Namun, sebuah postingan online yang konon ditulis oleh seorang guru tentang karyawisata ke Jeju menjadi viral, memicu perdebatan sengit tentang perlunya kunjungan tersebut.
Postingan anonim tersebut membagikan pengalaman langsung penulis sebagai guru di kelas siswa yang “orang tuanya terlalu protektif” membuat tuntutan berlebihan terhadap kenyamanan dan keselamatan anak-anak mereka.
Menurut laporan tersebut, enam orang tua – kebanyakan ibu – mengikuti anak mereka ke setiap pemberhentian dalam rencana perjalanan dua malam tiga hari tersebut. Ada yang menginap di hotel yang sama dengan para pelajar, ada pula yang hampir tidak bisa “bermalam di tempat parkir”.
Penulis mengatakan salah satu orang tua meminta anaknya diantar ke kamar hotel orang tuanya karena anak tersebut tidak suka ditukar dengan siswa lain di kamar tersebut. Permintaan lainnya adalah tentang menu makan siang. Setelah mengetahui bahwa kelasnya akan pergi ke restoran panggang babi hitam, makanan lezat di Jeju, orang tua tersebut meminta daging sapi karena dia atau anaknya tidak makan daging babi.
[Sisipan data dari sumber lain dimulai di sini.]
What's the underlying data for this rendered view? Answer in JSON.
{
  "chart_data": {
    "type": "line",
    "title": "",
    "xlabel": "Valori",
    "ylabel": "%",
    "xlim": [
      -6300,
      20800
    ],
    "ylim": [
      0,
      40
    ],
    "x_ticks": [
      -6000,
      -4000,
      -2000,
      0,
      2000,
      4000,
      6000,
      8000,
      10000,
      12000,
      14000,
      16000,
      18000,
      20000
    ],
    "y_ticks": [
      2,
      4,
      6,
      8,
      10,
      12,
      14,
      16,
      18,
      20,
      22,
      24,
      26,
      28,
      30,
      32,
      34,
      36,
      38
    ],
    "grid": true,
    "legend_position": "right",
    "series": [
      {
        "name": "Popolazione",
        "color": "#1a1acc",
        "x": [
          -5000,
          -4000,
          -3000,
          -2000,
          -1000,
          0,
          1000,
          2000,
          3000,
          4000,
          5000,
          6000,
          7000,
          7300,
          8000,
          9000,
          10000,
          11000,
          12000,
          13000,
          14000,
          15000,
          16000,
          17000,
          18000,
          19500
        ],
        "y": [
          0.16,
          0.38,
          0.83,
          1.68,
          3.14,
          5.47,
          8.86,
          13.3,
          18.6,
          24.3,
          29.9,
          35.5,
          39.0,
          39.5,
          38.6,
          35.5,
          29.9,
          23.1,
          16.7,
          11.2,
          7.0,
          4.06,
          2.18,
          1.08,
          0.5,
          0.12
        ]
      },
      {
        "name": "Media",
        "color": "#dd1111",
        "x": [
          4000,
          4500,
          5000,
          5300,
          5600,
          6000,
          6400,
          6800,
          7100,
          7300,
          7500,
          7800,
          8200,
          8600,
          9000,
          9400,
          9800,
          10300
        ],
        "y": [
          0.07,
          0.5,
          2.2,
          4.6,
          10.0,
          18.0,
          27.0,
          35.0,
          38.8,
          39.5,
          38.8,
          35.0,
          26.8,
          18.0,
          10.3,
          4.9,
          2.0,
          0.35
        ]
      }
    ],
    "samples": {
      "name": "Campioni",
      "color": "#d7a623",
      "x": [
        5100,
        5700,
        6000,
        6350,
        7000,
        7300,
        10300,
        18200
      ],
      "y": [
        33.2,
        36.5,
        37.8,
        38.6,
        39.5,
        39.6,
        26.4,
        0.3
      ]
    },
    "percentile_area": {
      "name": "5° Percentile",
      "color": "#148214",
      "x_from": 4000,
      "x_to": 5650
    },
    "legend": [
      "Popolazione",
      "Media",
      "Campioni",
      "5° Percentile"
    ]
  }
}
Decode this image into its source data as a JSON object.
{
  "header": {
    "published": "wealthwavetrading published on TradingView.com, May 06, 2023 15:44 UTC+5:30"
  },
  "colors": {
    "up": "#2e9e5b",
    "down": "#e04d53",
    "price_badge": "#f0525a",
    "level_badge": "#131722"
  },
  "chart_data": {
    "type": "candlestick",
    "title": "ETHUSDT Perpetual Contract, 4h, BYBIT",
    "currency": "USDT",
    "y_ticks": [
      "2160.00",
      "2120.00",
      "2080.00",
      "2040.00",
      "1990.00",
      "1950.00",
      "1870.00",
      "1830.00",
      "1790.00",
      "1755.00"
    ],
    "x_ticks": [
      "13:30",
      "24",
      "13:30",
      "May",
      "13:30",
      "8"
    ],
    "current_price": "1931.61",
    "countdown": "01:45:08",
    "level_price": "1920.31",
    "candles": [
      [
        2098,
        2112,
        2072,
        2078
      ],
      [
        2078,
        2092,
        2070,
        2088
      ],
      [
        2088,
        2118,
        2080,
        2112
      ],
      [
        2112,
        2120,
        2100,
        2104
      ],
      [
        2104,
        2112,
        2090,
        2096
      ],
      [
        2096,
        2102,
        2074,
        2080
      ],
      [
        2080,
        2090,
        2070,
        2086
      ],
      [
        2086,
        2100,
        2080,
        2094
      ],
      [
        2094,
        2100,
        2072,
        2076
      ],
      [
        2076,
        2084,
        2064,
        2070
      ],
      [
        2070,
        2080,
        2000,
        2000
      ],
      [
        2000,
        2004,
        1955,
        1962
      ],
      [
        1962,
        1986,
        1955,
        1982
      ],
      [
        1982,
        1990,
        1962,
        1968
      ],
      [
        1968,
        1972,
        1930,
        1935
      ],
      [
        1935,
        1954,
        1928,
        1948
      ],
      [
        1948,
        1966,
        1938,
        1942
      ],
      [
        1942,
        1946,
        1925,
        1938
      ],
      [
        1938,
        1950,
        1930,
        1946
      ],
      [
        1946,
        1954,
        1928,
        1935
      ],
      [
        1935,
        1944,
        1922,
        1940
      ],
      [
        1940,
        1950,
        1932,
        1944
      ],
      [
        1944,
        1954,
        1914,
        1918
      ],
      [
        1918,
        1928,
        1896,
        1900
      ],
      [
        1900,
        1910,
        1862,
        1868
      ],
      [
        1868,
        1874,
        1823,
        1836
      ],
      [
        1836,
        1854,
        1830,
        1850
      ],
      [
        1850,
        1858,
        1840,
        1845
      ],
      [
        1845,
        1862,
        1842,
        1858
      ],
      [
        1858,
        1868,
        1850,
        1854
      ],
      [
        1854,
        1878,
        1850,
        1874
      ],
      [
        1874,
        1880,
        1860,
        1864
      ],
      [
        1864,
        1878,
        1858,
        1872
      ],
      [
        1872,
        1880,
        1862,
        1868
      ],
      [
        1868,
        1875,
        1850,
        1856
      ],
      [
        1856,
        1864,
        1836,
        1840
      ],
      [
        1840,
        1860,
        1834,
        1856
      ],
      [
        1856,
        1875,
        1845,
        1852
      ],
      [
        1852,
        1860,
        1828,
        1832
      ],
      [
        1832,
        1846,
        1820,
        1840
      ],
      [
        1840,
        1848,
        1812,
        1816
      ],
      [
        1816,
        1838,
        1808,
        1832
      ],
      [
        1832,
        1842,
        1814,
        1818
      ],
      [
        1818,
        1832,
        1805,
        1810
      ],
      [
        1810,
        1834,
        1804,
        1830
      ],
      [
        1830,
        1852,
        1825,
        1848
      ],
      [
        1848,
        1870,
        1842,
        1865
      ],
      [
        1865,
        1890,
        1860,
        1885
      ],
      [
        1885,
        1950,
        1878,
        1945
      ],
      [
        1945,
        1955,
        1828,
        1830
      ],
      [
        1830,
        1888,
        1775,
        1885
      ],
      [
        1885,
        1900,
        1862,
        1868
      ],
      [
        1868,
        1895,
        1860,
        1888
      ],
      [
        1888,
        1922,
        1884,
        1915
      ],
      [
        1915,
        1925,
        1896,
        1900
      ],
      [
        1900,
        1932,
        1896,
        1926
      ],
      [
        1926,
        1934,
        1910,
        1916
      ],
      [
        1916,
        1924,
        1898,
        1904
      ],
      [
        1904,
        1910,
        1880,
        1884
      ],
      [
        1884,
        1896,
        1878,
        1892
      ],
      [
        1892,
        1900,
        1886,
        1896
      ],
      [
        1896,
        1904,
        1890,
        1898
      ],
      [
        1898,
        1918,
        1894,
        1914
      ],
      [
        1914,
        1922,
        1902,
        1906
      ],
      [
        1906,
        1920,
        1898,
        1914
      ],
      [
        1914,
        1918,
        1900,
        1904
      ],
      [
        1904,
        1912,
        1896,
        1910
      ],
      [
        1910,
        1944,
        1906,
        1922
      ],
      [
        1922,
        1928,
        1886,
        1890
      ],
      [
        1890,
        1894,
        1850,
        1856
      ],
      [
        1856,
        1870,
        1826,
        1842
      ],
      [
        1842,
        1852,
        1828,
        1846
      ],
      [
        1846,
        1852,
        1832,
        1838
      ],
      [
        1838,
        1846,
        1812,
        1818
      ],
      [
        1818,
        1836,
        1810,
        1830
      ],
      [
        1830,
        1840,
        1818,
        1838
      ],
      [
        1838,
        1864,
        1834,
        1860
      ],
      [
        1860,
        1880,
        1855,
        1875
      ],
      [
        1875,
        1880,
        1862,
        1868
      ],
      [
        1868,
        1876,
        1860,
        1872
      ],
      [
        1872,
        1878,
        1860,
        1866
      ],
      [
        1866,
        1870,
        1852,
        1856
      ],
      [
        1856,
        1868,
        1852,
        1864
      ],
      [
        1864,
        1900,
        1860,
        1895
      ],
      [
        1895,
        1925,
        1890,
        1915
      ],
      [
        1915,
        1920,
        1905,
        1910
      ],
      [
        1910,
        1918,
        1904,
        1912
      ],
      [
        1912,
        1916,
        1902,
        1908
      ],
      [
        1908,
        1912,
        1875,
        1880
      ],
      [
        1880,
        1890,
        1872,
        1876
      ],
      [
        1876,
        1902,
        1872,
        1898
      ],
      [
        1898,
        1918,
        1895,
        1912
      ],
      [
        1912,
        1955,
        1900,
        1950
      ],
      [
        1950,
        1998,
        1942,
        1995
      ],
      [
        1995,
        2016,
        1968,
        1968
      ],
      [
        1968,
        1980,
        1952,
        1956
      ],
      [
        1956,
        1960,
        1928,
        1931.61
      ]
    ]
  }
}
“Mereka membuatku gila,” tulis guru yang diduga itu. Penulis tidak mengungkapkan nilai siswa. Perjalanan sekolah beberapa hari ke Jeju jauh lebih umum dilakukan oleh siswa sekolah menengah pertama atau sekolah menengah atas dibandingkan siswa sekolah dasar.
“Jika mereka begitu mengkhawatirkan anak-anaknya, mengapa mereka tidak mengajari mereka di rumah saja?” salah satu pengguna Twitter merespons. “Mereka merusak kesempatan anak-anak mereka untuk mengembangkan rasa kemandirian,” bunyi tweet lainnya.
Meskipun sulit untuk memvalidasi postingan online anonim tersebut, ada banyak guru yang dapat membuktikan fenomena orang tua yang terlalu protektif ikut serta dalam karyawisata – baik jangka pendek maupun jangka panjang.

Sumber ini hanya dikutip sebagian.